Handover copies of Holy Quran, prayer mat, and the like, the Chinese officials have told them bluntly. “Abide by the directives or face punitive action”, say the announcements through local mosques and in the neighbourhoods, where mostly Muslims of the Uighur, Kyrgyz and Kazakh origins reside, according to media reports from Kashgar, Hotan and other areas.
A spokesperson for the World Uighur Conference said police were making these announcements through a social media platform.
Earlier this year, the Chinese officials had seized all copies of the Holy Quran which were published more than five years ago, claiming these could contain material relating to ‘extremism’.

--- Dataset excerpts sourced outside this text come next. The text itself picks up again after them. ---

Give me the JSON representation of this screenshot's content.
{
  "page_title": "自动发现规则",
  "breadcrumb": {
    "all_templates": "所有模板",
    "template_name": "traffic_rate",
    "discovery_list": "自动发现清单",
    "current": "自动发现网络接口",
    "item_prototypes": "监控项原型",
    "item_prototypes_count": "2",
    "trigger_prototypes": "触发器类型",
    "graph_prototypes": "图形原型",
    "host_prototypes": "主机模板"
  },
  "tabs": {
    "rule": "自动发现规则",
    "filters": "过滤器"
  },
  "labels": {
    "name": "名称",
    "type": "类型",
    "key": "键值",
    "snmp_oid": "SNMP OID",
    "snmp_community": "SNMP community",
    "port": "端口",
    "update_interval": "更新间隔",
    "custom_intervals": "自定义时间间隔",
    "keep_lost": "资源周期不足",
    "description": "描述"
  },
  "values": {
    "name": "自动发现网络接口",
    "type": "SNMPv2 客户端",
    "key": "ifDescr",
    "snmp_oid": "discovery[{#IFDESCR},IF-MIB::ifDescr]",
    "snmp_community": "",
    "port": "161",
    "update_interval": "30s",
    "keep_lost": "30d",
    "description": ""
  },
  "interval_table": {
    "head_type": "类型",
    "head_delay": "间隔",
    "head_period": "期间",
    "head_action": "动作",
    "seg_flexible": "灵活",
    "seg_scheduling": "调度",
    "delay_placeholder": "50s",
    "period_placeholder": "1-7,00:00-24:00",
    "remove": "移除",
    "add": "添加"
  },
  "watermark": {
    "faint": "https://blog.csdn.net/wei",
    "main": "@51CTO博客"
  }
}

The increasingly strict curbs have stifled life for the Muslims. Beards are banned. No one is allowed to pray in public.
Media reports term Uyghur Muslim dominated Xinjiang region as a police state.
During Eid festival in July, the government used the multiple checkpoints encircling the city to prevent travellers to Kashgar from joining Eid prayers.
Beijing justifies these restrictions and heavy police presence as a necessity to control the spread of separatist movements.
The government began ramping up security and religious restrictions in Xinjiang in 2009, following a series of riots in the regional capital Urumqi that left around 200 dead. In March, President Xi Jinping ordered security forces to build a “great wall of steel” around the region after Uyghurs claiming to belong to a division of the Islamic State group in Iraq threatened to return home and “shed blood like rivers”.
Over the last year, Beijing has flooded Xinjiang with tens of thousands of security personnel, placed police stations on nearly every block, and rolled out tough regulations aimed at “eliminating extremism”.
Analysts warn that Xinjiang is becoming no more than an open air prison. China is “essentially creating a police state of unprecedented scale,” said James Leibold, an expert on Chinese security at Australia’s La Trobe University.